In my current role, I work on the Mission Operations team for Project Kuiper. I build constellation operations software for a variety of planning, execution, and automation use cases so that we can successfully operate our satellites as we continue to scale the constellation.

In my role as an SDEII on the Mission Operations team, I helped our team drive operational readiness for our Protoflight satellite launch in October 2023.

As a precursor to on-orbit operations, I was heavily involved in hardware-in-the-loop testing of our flatsats and actual satellites on the ground. Our team developed test frameworks for running everything from lower-level functional tests up to high-level system integration tests to exercise key concepts of operations. We also built out automated reporting pipelines and dashboards using AWS services to drive progress in cross-program test campaigns.

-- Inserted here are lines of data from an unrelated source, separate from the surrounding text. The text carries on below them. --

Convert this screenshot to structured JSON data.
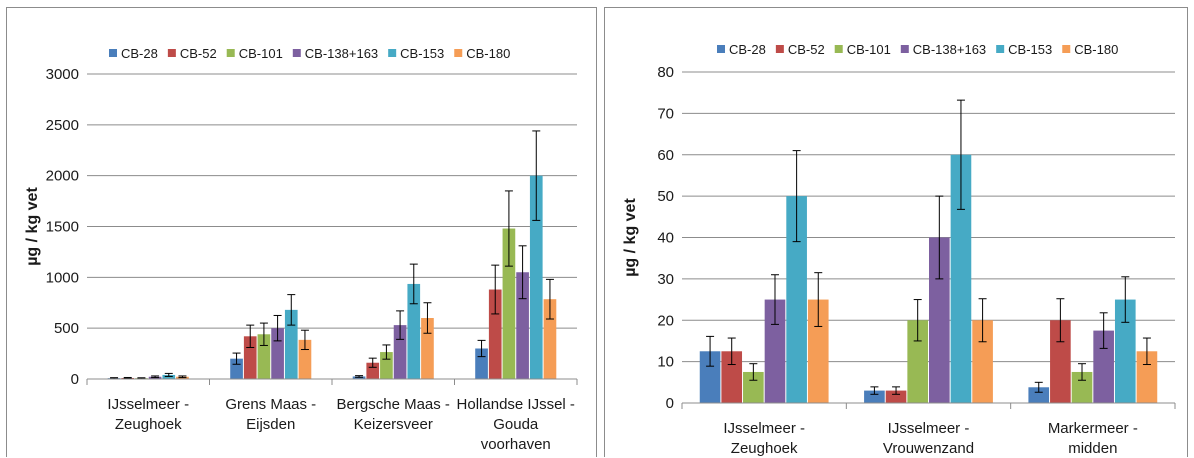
{
  "colors": {
    "CB-28": "#4a7ebb",
    "CB-52": "#be4b48",
    "CB-101": "#98b954",
    "CB-138+163": "#7d60a0",
    "CB-153": "#46aac5",
    "CB-180": "#f59d56"
  },
  "chart_data": [
    {
      "type": "bar",
      "ylabel": "µg / kg vet",
      "ylim": [
        0,
        3000
      ],
      "yticks": [
        0,
        500,
        1000,
        1500,
        2000,
        2500,
        3000
      ],
      "ytick_labels": [
        "0",
        "500",
        "1000",
        "1500",
        "2000",
        "2500",
        "3000"
      ],
      "grid": true,
      "legend": "top",
      "categories": [
        [
          "IJsselmeer -",
          "Zeughoek"
        ],
        [
          "Grens Maas -",
          "Eijsden"
        ],
        [
          "Bergsche Maas -",
          "Keizersveer"
        ],
        [
          "Hollandse IJssel -",
          "Gouda",
          "voorhaven"
        ]
      ],
      "series": [
        {
          "name": "CB-28",
          "values": [
            8,
            200,
            25,
            300
          ],
          "errors": [
            5,
            55,
            8,
            80
          ]
        },
        {
          "name": "CB-52",
          "values": [
            10,
            420,
            160,
            880
          ],
          "errors": [
            5,
            110,
            45,
            240
          ]
        },
        {
          "name": "CB-101",
          "values": [
            8,
            440,
            265,
            1480
          ],
          "errors": [
            4,
            110,
            70,
            370
          ]
        },
        {
          "name": "CB-138+163",
          "values": [
            22,
            500,
            530,
            1050
          ],
          "errors": [
            8,
            125,
            140,
            260
          ]
        },
        {
          "name": "CB-153",
          "values": [
            40,
            680,
            935,
            2000
          ],
          "errors": [
            15,
            150,
            195,
            440
          ]
        },
        {
          "name": "CB-180",
          "values": [
            22,
            385,
            600,
            785
          ],
          "errors": [
            8,
            95,
            150,
            195
          ]
        }
      ]
    },
    {
      "type": "bar",
      "ylabel": "µg / kg vet",
      "ylim": [
        0,
        80
      ],
      "yticks": [
        0,
        10,
        20,
        30,
        40,
        50,
        60,
        70,
        80
      ],
      "ytick_labels": [
        "0",
        "10",
        "20",
        "30",
        "40",
        "50",
        "60",
        "70",
        "80"
      ],
      "grid": true,
      "legend": "top",
      "categories": [
        [
          "IJsselmeer -",
          "Zeughoek"
        ],
        [
          "IJsselmeer -",
          "Vrouwenzand"
        ],
        [
          "Markermeer -",
          "midden"
        ]
      ],
      "series": [
        {
          "name": "CB-28",
          "values": [
            12.5,
            3,
            3.8
          ],
          "errors": [
            3.6,
            0.9,
            1.2
          ]
        },
        {
          "name": "CB-52",
          "values": [
            12.5,
            3,
            20
          ],
          "errors": [
            3.2,
            0.9,
            5.2
          ]
        },
        {
          "name": "CB-101",
          "values": [
            7.5,
            20,
            7.5
          ],
          "errors": [
            2.0,
            5.0,
            2.0
          ]
        },
        {
          "name": "CB-138+163",
          "values": [
            25,
            40,
            17.5
          ],
          "errors": [
            6.0,
            10.0,
            4.3
          ]
        },
        {
          "name": "CB-153",
          "values": [
            50,
            60,
            25
          ],
          "errors": [
            11.0,
            13.2,
            5.5
          ]
        },
        {
          "name": "CB-180",
          "values": [
            25,
            20,
            12.5
          ],
          "errors": [
            6.5,
            5.2,
            3.2
          ]
        }
      ]
    }
  ]
}
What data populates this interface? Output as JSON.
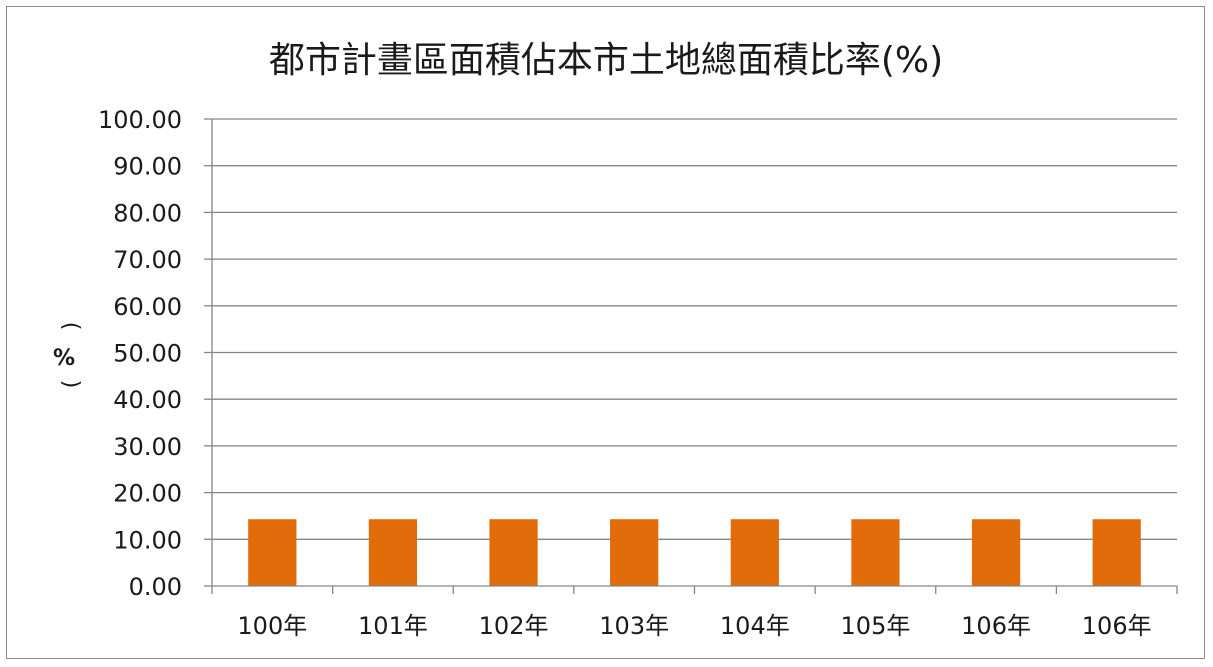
{
  "chart_data": {
    "type": "bar",
    "title": "都市計畫區面積佔本市土地總面積比率(%)",
    "ylabel": "%",
    "xlabel": "",
    "categories": [
      "100年",
      "101年",
      "102年",
      "103年",
      "104年",
      "105年",
      "106年",
      "106年"
    ],
    "values": [
      14.3,
      14.3,
      14.3,
      14.3,
      14.3,
      14.3,
      14.3,
      14.3
    ],
    "ylim": [
      0,
      100
    ],
    "yticks": [
      "0.00",
      "10.00",
      "20.00",
      "30.00",
      "40.00",
      "50.00",
      "60.00",
      "70.00",
      "80.00",
      "90.00",
      "100.00"
    ],
    "grid": true,
    "legend": "none",
    "bar_color": "#e36c0a",
    "grid_color": "#868686",
    "axis_color": "#868686"
  }
}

In addition to test work, we created a mission operations platform that empowered flight operators to author and execute Jupyter notebooks as ops procedures hosted on AWS SageMaker, and we built out a rich Python library to support ops use cases.

I was lucky enough to serve as the flight controller for one of our two Protoflight satellites on launch day. You can briefly catch me in the Project Kuiper Protoflight Mission: Launch Day Highlights video.

After the Protoflight launch, I worked on operations software to support scaling the constellation from 2 to 3000+ satellites, and I continued this work in my role as a Senior SDE.

Once I joined JPL full-time, I was given the opportunity to spin up and lead a team of 4 engineers in developing activity planning software for the Europa Clipper mission. This task built upon my prior experiences in multi-mission ground software development and Europa Mission Planning.

Over the next 2.5 years, we scaled the team from 4 to 10 engineers.

We designed next-generation planning systems to support distributed spacecraft operations at institutions across the U.S. We built software to model highly-complex systems, check system constraints, intelligently schedule ground & spacecraft behaviors, and empower operators to make effective decisions which preserve spacecraft safety while maximizing scientific output.

I spent much of 2019 working at JPL as an intern–remotely during my spring and fall semesters as a Raytheon contractor to JPL and full-time (as an intern) in Pasadena over the summer.

I served as a representative for the Europa Clipper mission on a multi-mission software development team and collaborated on a Java framework for spacecraft activity planning and mission simulation. Specifically, I focused on designing the spacecraft modeling components of the framework and in developing a discrete event simulation engine to drive simulations.

I interned with the Mission Planning team on NASA’s flagship Europa Clipper mission and spent my summer automating modeling, simulation, and analysis processes in support of trajectory evaluation and science planning use cases.

I served as the Project Manager for the Seeker Vision project–an effort to endow NASA JSC’s Seeker-1 CubeSat with “intelligent” vision capabilities.

Our team adapted state-of-the-art convolutional neural network (CNN) architectures to the space environment and trained them to detect, recognize, and provide relative bearing estimates for a target spacecraft (Cygnus) while in orbit. We used the TensorFlow Object Detection API and OpenCV to write flight software that was resilient to varied vehicle orientations, lighting conditions, and backdrops and was capable of running on a low-powered CubeSat flight computer.

Our computer vision system was integrated onto the flight unit and was actually used for proximity operations in space. Seeker-1 launched on Cygnus NG-11 in April 2019 and was deployed after a Cygnus re-supply in September 2019.

I helped revive UT-Austin’s Texas Spacecraft Laboratory after over a year of dormancy, and I served as its first student leader. In this role, I scaled the student-driven lab from 5 to over 50 members, overcoming training, communication, and management challenges along the way.

I also managed the lab’s ARMADILLO mission: a CubeSat funded by the Air Force Research Laboratory for measurement of sub-millimeter space debris. We built the operations infrastructure necessary to support the spacecraft once in orbit, passed all of our AFRL reviews, and ARMADILLO successfully launched on a SpaceX Falcon Heavy in 2019 (STP-2).